Canada: Religious in quest of novelties

The Canadian Religious Conference (CRC), which numbers 22,000 Canadian men and women religious, has sent a document to the Canadian bishops prior to their visit to the Vatican.
"We regret that our Church often re-states dogmas and traditional morals as a priority of life, rather than listening to people who are earching for meaning in their lives", it declares. We deplore the "legalist image of the Catholic Church and of our Canadian Church, its rigidity and its intransigent position in matters of sexual morality; its narrowmindedness with regard to access to the sacraments of remarried divorcees; its lack of compassion towards them ; and its coolness towards homosexuals" as well as, in matters of ethics and bioethics, the presentation of an ideal which leaves little leeway for development and progress, and its defense of principles which, in their radical character, do not concur with human experience (divorce, contraception, protection against AIDS, alleviation of sufferings at the end of life)".
The have asked the bishops to consider "the ordination of married men, of women, of ‘elders’ in the communities of the First Nations (natives present in Canada when the Europeans arrived).

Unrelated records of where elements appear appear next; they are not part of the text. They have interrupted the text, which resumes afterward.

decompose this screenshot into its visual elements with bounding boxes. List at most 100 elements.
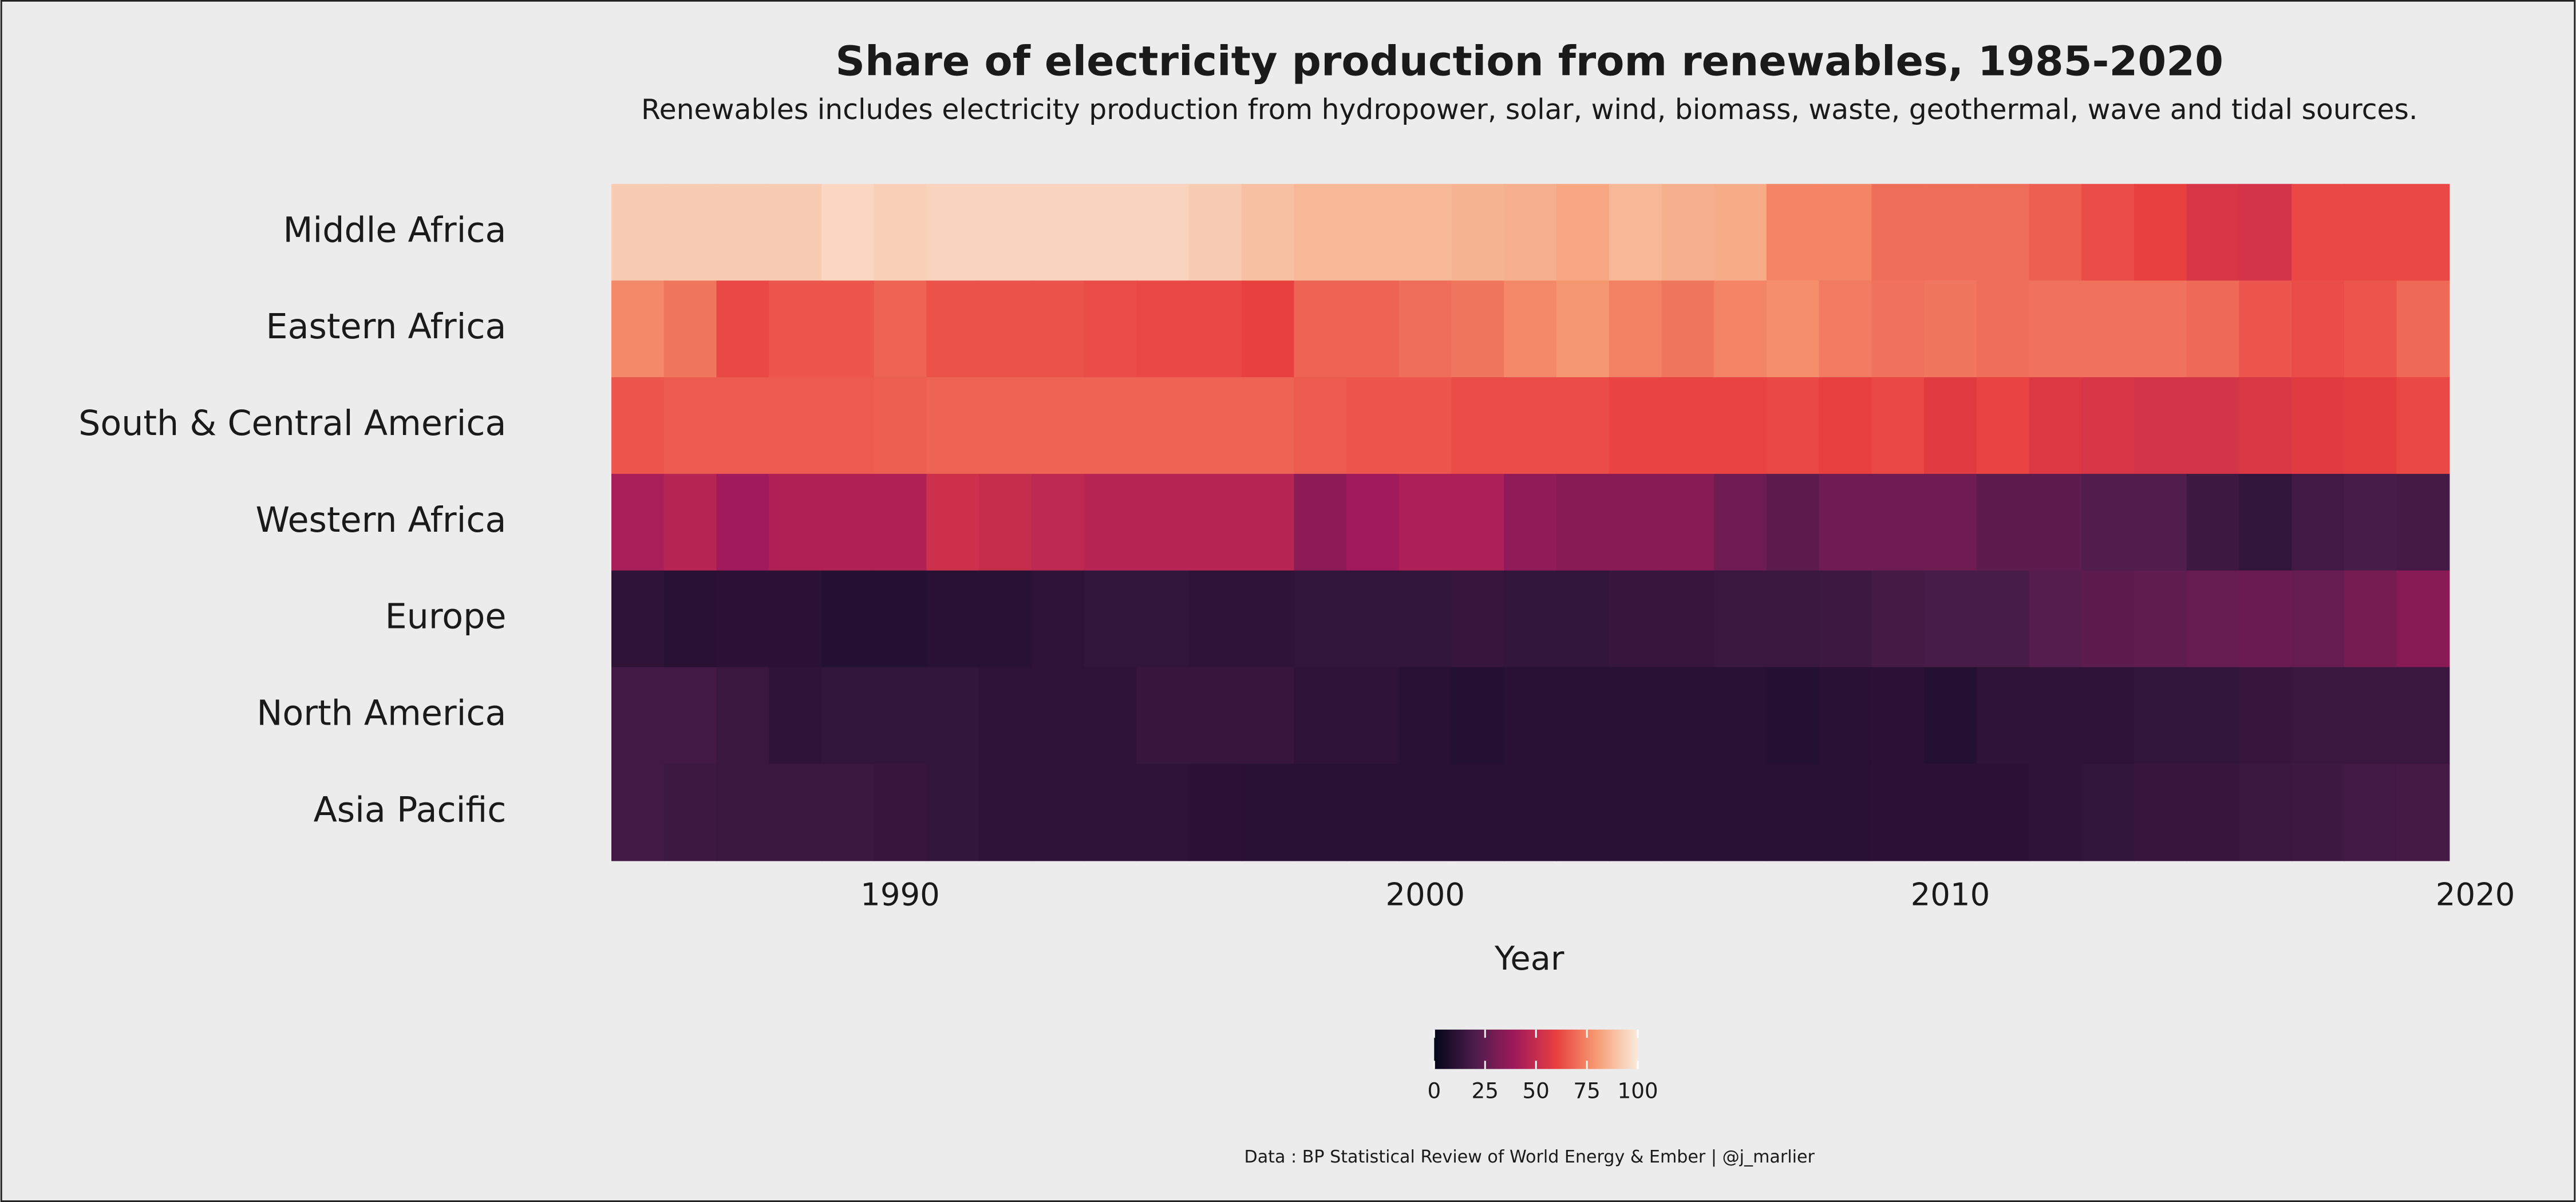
heat-cell [1976,667,2030,765]
heat-cell [663,184,717,282]
heat-cell [979,667,1032,765]
heat-cell [926,764,980,861]
heat-cell [821,184,875,282]
heat-cell [1241,184,1295,282]
heat-cell [1241,473,1295,571]
heat-cell [1451,570,1505,668]
heat-cell [663,377,717,475]
heat-cell [716,764,770,861]
heat-cell [1294,667,1348,765]
heat-cell [821,570,875,668]
heat-cell [2186,377,2240,475]
heat-cell [1556,667,1610,765]
heat-cell [1451,667,1505,765]
heat-cell [1609,280,1662,378]
heat-cell [1871,667,1925,765]
heat-cell [874,667,927,765]
row-label: Asia Pacific [314,790,507,830]
heat-cell [2291,184,2345,282]
heat-cell [1346,280,1400,378]
heat-cell [1136,667,1190,765]
heat-cell [1188,184,1242,282]
heat-cell [1294,764,1348,861]
heat-cell [2239,667,2293,765]
heat-cell [1241,377,1295,475]
heat-cell [1661,184,1715,282]
heat-cell [1609,184,1662,282]
heat-cell [1346,184,1400,282]
heat-cell [1398,570,1452,668]
colorbar-tick-label: 25 [1472,1078,1499,1103]
heat-cell [2396,570,2450,668]
heat-cell [663,764,717,861]
heat-cell [769,473,823,571]
heat-cell [611,570,665,668]
heat-cell [1661,473,1715,571]
heat-cell [1346,667,1400,765]
heat-cell [1084,280,1137,378]
heat-cell [2239,280,2293,378]
heat-cell [1556,473,1610,571]
heat-cell [2291,280,2345,378]
heat-cell [2396,184,2450,282]
heat-cell [1136,280,1190,378]
heat-cell [1976,377,2030,475]
heat-cell [2344,280,2397,378]
heat-cell [1504,473,1558,571]
heat-cell [611,377,665,475]
heat-cell [821,377,875,475]
heat-cell [663,473,717,571]
heat-cell [1451,377,1505,475]
heat-cell [1924,570,1977,668]
x-tick-label: 2000 [1385,876,1465,913]
heat-cell [1136,377,1190,475]
heat-cell [2081,184,2135,282]
heat-cell [1504,570,1558,668]
heat-cell [874,377,927,475]
heat-cell [1766,184,1820,282]
heat-cell [1188,764,1242,861]
heat-cell [874,473,927,571]
heat-cell [2291,473,2345,571]
row-label: South & Central America [78,404,506,444]
heat-cell [1714,280,1768,378]
heat-cell [2029,280,2083,378]
colorbar-tick-label: 50 [1522,1078,1549,1103]
heat-cell [2239,570,2293,668]
heat-cell [1766,570,1820,668]
heat-cell [1504,667,1558,765]
heat-cell [1871,280,1925,378]
heat-cell [1241,667,1295,765]
heat-cell [611,184,665,282]
chart-subtitle: Renewables includes electricity producti… [641,93,2418,126]
heat-cell [979,473,1032,571]
heat-cell [1556,280,1610,378]
heat-cell [1924,377,1977,475]
heat-cell [1136,184,1190,282]
heat-cell [1346,764,1400,861]
heat-cell [1819,570,1872,668]
heat-cell [979,764,1032,861]
heat-cell [1714,764,1768,861]
heat-cell [2239,473,2293,571]
row-label: North America [256,694,506,734]
heat-cell [1714,473,1768,571]
heat-cell [1766,667,1820,765]
heat-cell [2344,473,2397,571]
heat-cell [1976,280,2030,378]
heat-cell [1504,377,1558,475]
heat-cell [1556,764,1610,861]
x-tick-label: 2010 [1911,876,1990,913]
heat-cell [2134,473,2187,571]
heat-cell [1031,377,1085,475]
heat-cell [1346,570,1400,668]
heat-cell [2344,570,2397,668]
heat-cell [1294,184,1348,282]
caption: Data : BP Statistical Review of World En… [1244,1147,1815,1167]
heat-cell [2344,764,2397,861]
heat-cell [1504,764,1558,861]
heat-cell [1084,377,1137,475]
heat-cell [979,570,1032,668]
heat-cell [1871,184,1925,282]
heat-cell [2239,377,2293,475]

Alain Ambeault, president of the Religious Conference, added that the members of the Religious Conference had participated in a poll prior to the writing of the document. "So, we are firmly convinced", he wrote to the members, "that this message reflects the thinking of the superiors of Canadian religious communities and also that of the majority of Canadian men and women religious.
Cardinal Marc Ouellet, primate of Canada, declared in the March 29 issue of La Gazette, that he would transmit the message and concerns of the Religious Conference to the Vatican, and confirmed that the Canadian Church would never deviate from Catholic teaching.